Elke week vertaalde, herschreef, becommentarieerde en illustreerde Hugo Claus een gedicht, of wat daarvoor moest doorgaan, in Knack . Hij deed dat een jaar lang, van september 1987 tot september ’88.

Een jaar na Claus’ dood, verschijnen deze gebundelde gedichten voor het eerst in boekvorm. De selectie die Claus maakte, is eigenzinnig en werd allicht in hoge mate door het toeval bepaald, afhankelijk van wat hem in die dagen opviel. Zo bevat ze een lezersbrief uit de krant Libération, een prozagedicht van Victor Segalen, theater van William Shakespeare en Paul Claudel en iets van de ‘Franse schrijver’ Napoleon Bonaparte, ‘die nogal beïnvloed werd door de filosofie van Jean-Jacques Rousseau’.

Claus vertaalde gedichten van Chinese, Japanse en Tsjechische auteurs. Poëzie wordt immers gedefinieerd door de taal, niet door de vorm en is niet te verwarren met ‘de zingzang van wat bij ons doorgaans voor poëzie doorgaat’.
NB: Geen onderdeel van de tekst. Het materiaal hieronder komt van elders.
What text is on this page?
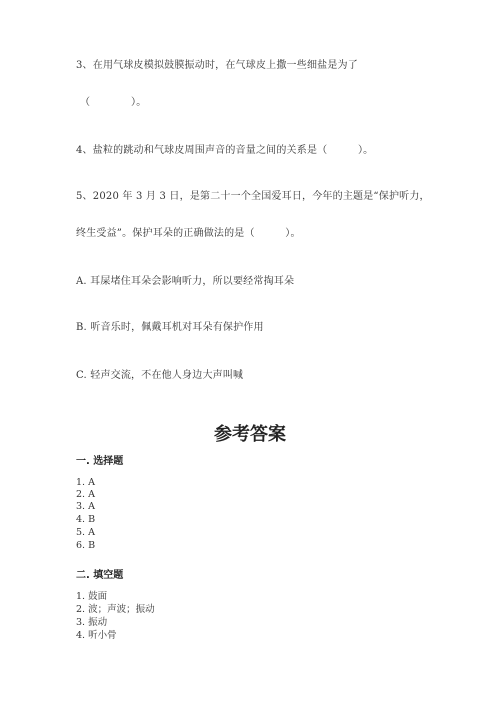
3、在用气球皮模拟鼓膜振动时，在气球皮上撒一些细盐是为了
（　　　　）。
4、盐粒的跳动和气球皮周围声音的音量之间的关系是（　　　）。
5、2020 年 3 月 3 日，是第二十一个全国爱耳日，今年的主题是“保护听力，
终生受益”。保护耳朵的正确做法的是（　　　）。
A. 耳屎堵住耳朵会影响听力，所以要经常掏耳朵
B. 听音乐时，佩戴耳机对耳朵有保护作用
C. 轻声交流，不在他人身边大声叫喊
参考答案
一. 选择题
1. A
2. A
3. A
4. B
5. A
6. B
二. 填空题
1. 鼓面
2. 波；声波；振动
3. 振动
4. 听小骨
Een anarchistische, eigenzinnige keuze?

PAUL CLAES: De bloemlezing is het best te vergelijken met wat ik vorig jaar deed in De meesters. Wereldpoëzie van twintig eeuwen. Je kunt zeggen dat het elkaars antipoden zijn. Ik koos voor de meesters en hun meest gebloemleesde gedichten. Claus koos marginale dichters, van sommige had ik nog nooit gehoord.

Van bekende mensen, zoals John Keats en Robert Browning, vertaalt hij een gedicht dat niemand kent. De reden daarvoor is dat Claus in al zijn werk Claus vooropzette. Hij wilde niet zozeer de ander leren kennen, maar hem gebruiken om zijn eigen werk mee op te bouwen. Dat deed hij in zijn poëzie, zijn proza, zijn theater en ook in zijn vertalingen.
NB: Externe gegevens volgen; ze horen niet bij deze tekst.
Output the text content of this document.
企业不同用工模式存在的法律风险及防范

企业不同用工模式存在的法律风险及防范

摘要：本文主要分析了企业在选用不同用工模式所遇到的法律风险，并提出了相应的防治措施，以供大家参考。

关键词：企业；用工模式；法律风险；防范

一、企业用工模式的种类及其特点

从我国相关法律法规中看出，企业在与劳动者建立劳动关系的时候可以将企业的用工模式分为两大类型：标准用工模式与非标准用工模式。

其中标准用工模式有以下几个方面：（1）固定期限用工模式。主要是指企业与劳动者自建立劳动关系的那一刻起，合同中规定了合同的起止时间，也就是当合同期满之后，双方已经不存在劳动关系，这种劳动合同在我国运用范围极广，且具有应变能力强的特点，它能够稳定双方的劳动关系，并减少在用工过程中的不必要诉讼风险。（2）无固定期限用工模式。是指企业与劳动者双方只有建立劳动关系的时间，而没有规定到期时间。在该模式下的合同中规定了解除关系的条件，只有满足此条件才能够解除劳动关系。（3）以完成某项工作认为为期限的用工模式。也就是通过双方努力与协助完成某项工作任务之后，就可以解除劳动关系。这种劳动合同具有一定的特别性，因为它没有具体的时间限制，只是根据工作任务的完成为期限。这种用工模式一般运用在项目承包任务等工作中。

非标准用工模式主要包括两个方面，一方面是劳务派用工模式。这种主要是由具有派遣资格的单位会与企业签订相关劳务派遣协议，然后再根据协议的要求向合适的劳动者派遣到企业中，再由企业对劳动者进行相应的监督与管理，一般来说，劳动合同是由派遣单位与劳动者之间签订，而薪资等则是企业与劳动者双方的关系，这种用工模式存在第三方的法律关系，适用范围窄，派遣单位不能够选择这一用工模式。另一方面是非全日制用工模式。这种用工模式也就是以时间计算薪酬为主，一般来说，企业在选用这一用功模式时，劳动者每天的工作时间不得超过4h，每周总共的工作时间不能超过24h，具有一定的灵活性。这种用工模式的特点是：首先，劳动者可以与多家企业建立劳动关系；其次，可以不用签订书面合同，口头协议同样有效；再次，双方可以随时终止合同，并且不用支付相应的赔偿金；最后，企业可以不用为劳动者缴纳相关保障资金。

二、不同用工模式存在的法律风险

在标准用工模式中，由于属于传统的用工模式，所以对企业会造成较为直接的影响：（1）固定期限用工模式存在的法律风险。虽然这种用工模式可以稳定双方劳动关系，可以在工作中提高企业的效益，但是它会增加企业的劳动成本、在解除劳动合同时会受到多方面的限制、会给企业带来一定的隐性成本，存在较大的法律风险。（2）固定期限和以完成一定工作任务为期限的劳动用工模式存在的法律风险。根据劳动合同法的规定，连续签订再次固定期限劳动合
Wel mooi is dat hij in de inleiding van de bloemlezing bekent dat die vertalingen toch het meest zeggen over zijn eigen persoon. Het is zijn keuze, waarin je zijn obsessies herkent: surrealisten, Amerikaanse moderne dichters en een bepaalde thematiek. Sommige gedichten koos hij alleen omdat er regels in staan die hij zelf geschreven had kunnen hebben.

Dat is zeker zo bij het fragment van Yves Bonnefoy, die schrijft: ‘de onvolmaaktheid is het hoogtepunt’, het thema van al het latere werk van Claus. Hij probeerde moedwillig disharmonisch te schrijven, had een voorkeur voor het onaffe, het stotterende.
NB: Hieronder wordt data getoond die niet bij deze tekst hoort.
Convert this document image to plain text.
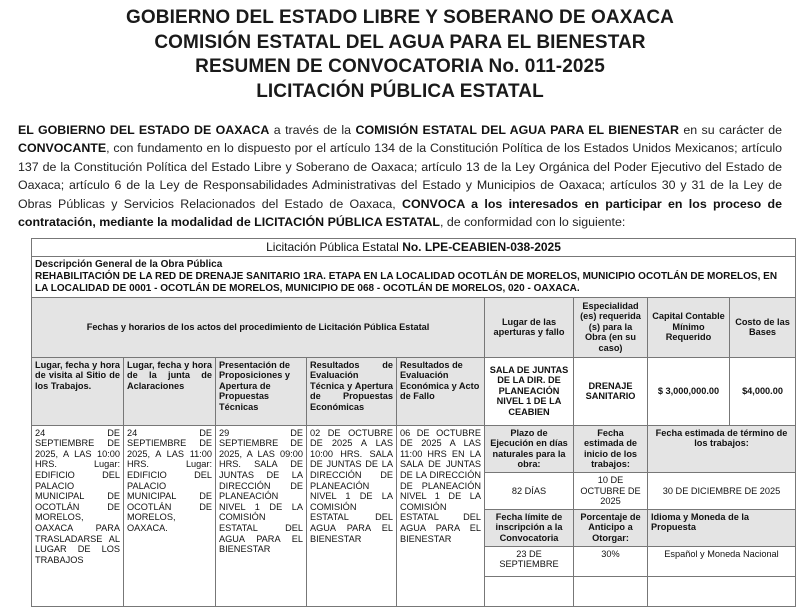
GOBIERNO DEL ESTADO LIBRE Y SOBERANO DE OAXACA
COMISIÓN ESTATAL DEL AGUA PARA EL BIENESTAR
RESUMEN DE CONVOCATORIA No. 011-2025
LICITACIÓN PÚBLICA ESTATAL
EL GOBIERNO DEL ESTADO DE OAXACA a través de la COMISIÓN ESTATAL DEL AGUA PARA EL BIENESTAR en su carácter de CONVOCANTE, con fundamento en lo dispuesto por el artículo 134 de la Constitución Política de los Estados Unidos Mexicanos; artículo 137 de la Constitución Política del Estado Libre y Soberano de Oaxaca; artículo 13 de la Ley Orgánica del Poder Ejecutivo del Estado de Oaxaca; artículo 6 de la Ley de Responsabilidades Administrativas del Estado y Municipios de Oaxaca; artículos 30 y 31 de la Ley de Obras Públicas y Servicios Relacionados del Estado de Oaxaca, CONVOCA a los interesados en participar en los proceso de contratación, mediante la modalidad de LICITACIÓN PÚBLICA ESTATAL, de conformidad con lo siguiente:
Licitación Pública Estatal No. LPE-CEABIEN-038-2025								
Descripción General de la Obra Pública
REHABILITACIÓN DE LA RED DE DRENAJE SANITARIO 1RA. ETAPA EN LA LOCALIDAD OCOTLÁN DE MORELOS, MUNICIPIO OCOTLÁN DE MORELOS, EN LA LOCALIDAD DE 0001 - OCOTLÁN DE MORELOS, MUNICIPIO DE 068 - OCOTLÁN DE MORELOS, 020 - OAXACA.								
Fechas y horarios de los actos del procedimiento de Licitación Pública Estatal					Lugar de las aperturas y fallo	Especialidad (es) requerida (s) para la Obra (en su caso)	Capital Contable Mínimo Requerido	Costo de las Bases
Lugar, fecha y hora de visita al Sitio de los Trabajos.	Lugar, fecha y hora de la junta de Aclaraciones	Presentación de Proposiciones y Apertura de Propuestas Técnicas	Resultados de Evaluación Técnica y Apertura de Propuestas Económicas	Resultados de Evaluación Económica y Acto de Fallo	SALA DE JUNTAS DE LA DIR. DE PLANEACIÓN NIVEL 1 DE LA CEABIEN	DRENAJE SANITARIO	$ 3,000,000.00	$4,000.00
24 DE SEPTIEMBRE DE 2025, A LAS 10:00 HRS. Lugar: EDIFICIO DEL PALACIO MUNICIPAL DE OCOTLÁN DE MORELOS, OAXACA PARA TRASLADARSE AL LUGAR DE LOS TRABAJOS	24 DE SEPTIEMBRE DE 2025, A LAS 11:00 HRS. Lugar: EDIFICIO DEL PALACIO MUNICIPAL DE OCOTLÁN DE MORELOS, OAXACA.	29 DE SEPTIEMBRE DE 2025, A LAS 09:00 HRS. SALA DE JUNTAS DE LA DIRECCIÓN DE PLANEACIÓN NIVEL 1 DE LA COMISIÓN ESTATAL DEL AGUA PARA EL BIENESTAR	02 DE OCTUBRE DE 2025 A LAS 10:00 HRS. SALA DE JUNTAS DE LA DIRECCIÓN DE PLANEACIÓN NIVEL 1 DE LA COMISIÓN ESTATAL DEL AGUA PARA EL BIENESTAR	06 DE OCTUBRE DE 2025 A LAS 11:00 HRS EN LA SALA DE JUNTAS DE LA DIRECCIÓN DE PLANEACIÓN NIVEL 1 DE LA COMISIÓN ESTATAL DEL AGUA PARA EL BIENESTAR	Plazo de Ejecución en días naturales para la obra:	Fecha estimada de inicio de los trabajos:	Fecha estimada de término de los trabajos:	
					82 DÍAS	10 DE OCTUBRE DE 2025	30 DE DICIEMBRE DE 2025	
					Fecha límite de inscripción a la Convocatoria	Porcentaje de Anticipo a Otorgar:	Idioma y Moneda de la Propuesta	
					23 DE SEPTIEMBRE	30%	Español y Moneda Nacional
Hij kondigde in Knack aan meer te zullen doen dan vertalen alleen. Maar hij plaatste nooit het origineel bij zijn vertalingen en koos obscure teksten in veel verschillende talen: Japans, Chinees, Tsjechisch, Italiaans, Frans en Duits. De doorsneelezer kan onmogelijk beoordelen welke meerwaarde Claus eraan geeft.

CLAES: Als je het origineel ernaast legt, stel je vast dat hij opvallend weinig ingreep. Anders dan wat je van Claus zou verwachten, haalde hij de gedichten niet naar zich toe, wat hij met zijn Sonnetten van Shakespeare wel deed. Hij vertaalde log, onhandig en veel te letterlijk. Hij formuleerde niet mooi en maakte nogal wat fouten, zowel in het lezen als in het schrijven.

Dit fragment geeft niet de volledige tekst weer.